The likelihood ratios are just probabilities with respect to each other. You have one probability for one hypothesis [given the data] and another hypothesis [given the data].

It would be easier to assess the log likelihood and to understand how the logarithm changes as the probability increases.

You should find that as the probability decreases the negative of the log of the likelihood increases meaning that you get a massive chi-squared statistic and this means that it is not going to be likely that the model fits based on the data you have.

Just remember that the probability is a probability of getting a particular parameter estimate given the sample data [you take sample data and you estimate a parameter based on that sample data].

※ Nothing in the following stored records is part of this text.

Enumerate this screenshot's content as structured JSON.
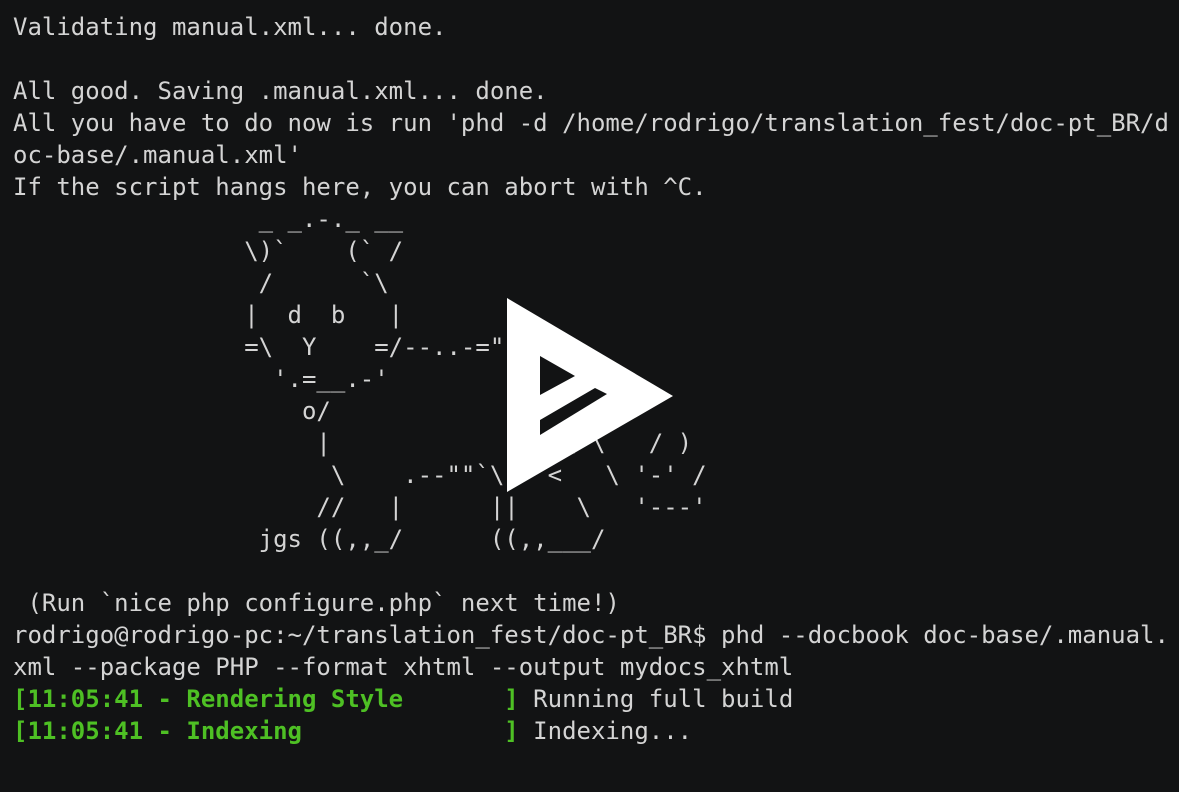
{
  "terminal": {
    "lines": [
      {
        "text": "Validating manual.xml... done."
      },
      {
        "text": ""
      },
      {
        "text": "All good. Saving .manual.xml... done."
      },
      {
        "text": "All you have to do now is run 'phd -d /home/rodrigo/translation_fest/doc-pt_BR/d"
      },
      {
        "text": "oc-base/.manual.xml'"
      },
      {
        "text": "If the script hangs here, you can abort with ^C."
      },
      {
        "text": "                 _ _.-._ __"
      },
      {
        "text": "                \\)`    (` /"
      },
      {
        "text": "                 /      `\\"
      },
      {
        "text": "                |  d  b   |"
      },
      {
        "text": "                =\\  Y    =/--..-=\"\"\"`"
      },
      {
        "text": "                  '.=__.-'"
      },
      {
        "text": "                    o/                  \\"
      },
      {
        "text": "                     |              | \\ \\   / )"
      },
      {
        "text": "                      \\    .--\"\"`\\   <   \\ '-' /"
      },
      {
        "text": "                     //   |      ||    \\   '---'"
      },
      {
        "text": "                 jgs ((,,_/      ((,,___/"
      },
      {
        "text": ""
      },
      {
        "text": " (Run `nice php configure.php` next time!)"
      },
      {
        "text": "rodrigo@rodrigo-pc:~/translation_fest/doc-pt_BR$ phd --docbook doc-base/.manual."
      },
      {
        "text": "xml --package PHP --format xhtml --output mydocs_xhtml"
      }
    ],
    "status_lines": [
      {
        "tag": "[11:05:41 - Rendering Style       ]",
        "msg": " Running full build"
      },
      {
        "tag": "[11:05:41 - Indexing              ]",
        "msg": " Indexing..."
      }
    ]
  },
  "colors": {
    "background": "#121314",
    "text": "#d4d4d4",
    "status_green": "#4ec024",
    "overlay": "#ffffff"
  },
  "overlay": {
    "icon": "asciinema-play-icon"
  }
}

The Chi-Square distribution is a statistical result of the log-likelihood but the intuition behind interpreting the actual value is that higher probabilities correspond to better likelihood of a hypothesis being true [at least more evidence shown that it is] and you are in essence using the two probabilities to compare [relatively] just how one hypothesis is going to be better with respect to another.

If the log-likelihood is confusing then just think about then the different probabilities are greater or less than each other and how one is either close to zero or close to one.

 

[TheCanadian]

Hey TheCanadian.

The likelihood ratios are just probabilities with respect to each other. You have one probability for one hypothesis [given the data] and another hypothesis [given the data].

It would be easier to assess the log likelihood and to understand how the logarithm changes as the probability increases.

You should find that as the probability decreases the negative of the log of the likelihood increases meaning that you get a massive chi-squared statistic and this means that it is not going to be likely that the model fits based on the data you have.

Just remember that the probability is a probability of getting a particular parameter estimate given the sample data [you take sample data and you estimate a parameter based on that sample data].

The Chi-Square distribution is a statistical result of the log-likelihood but the intuition behind interpreting the actual value is that higher probabilities correspond to better likelihood of a hypothesis being true [at least more evidence shown that it is] and you are in essence using the two probabilities to compare [relatively] just how one hypothesis is going to be better with respect to another.

If the log-likelihood is confusing then just think about then the different probabilities are greater or less than each other and how one is either close to zero or close to one.

Thank you for the response. I guess my questions largely lie in how one constructs the probability distributions themselves. For example, in the first link, they state that the maximum likelihood estimate of $\mu$ is given by $L(\overline{x}) = \prod_{i=1}^{n} \frac {1}{\sqrt{2\pi \overline{\sigma}}} e^{\frac{(x_i -\overline{x})^2}{2\overline{\sigma}^2}}$. Although why these are valid maximum likelihood estimates is not very clear to me.

 

[chiro]

The MLE is an optimization problem to find when the probability is greatest given the sample data.

The probability distributions are either estimated from the data, constructed from assumptions, or can be statistical distributions that are the study of statistical inference.

 

[ChrisVer]

I guess my questions largely lie in how one constructs the probability distributions themselves.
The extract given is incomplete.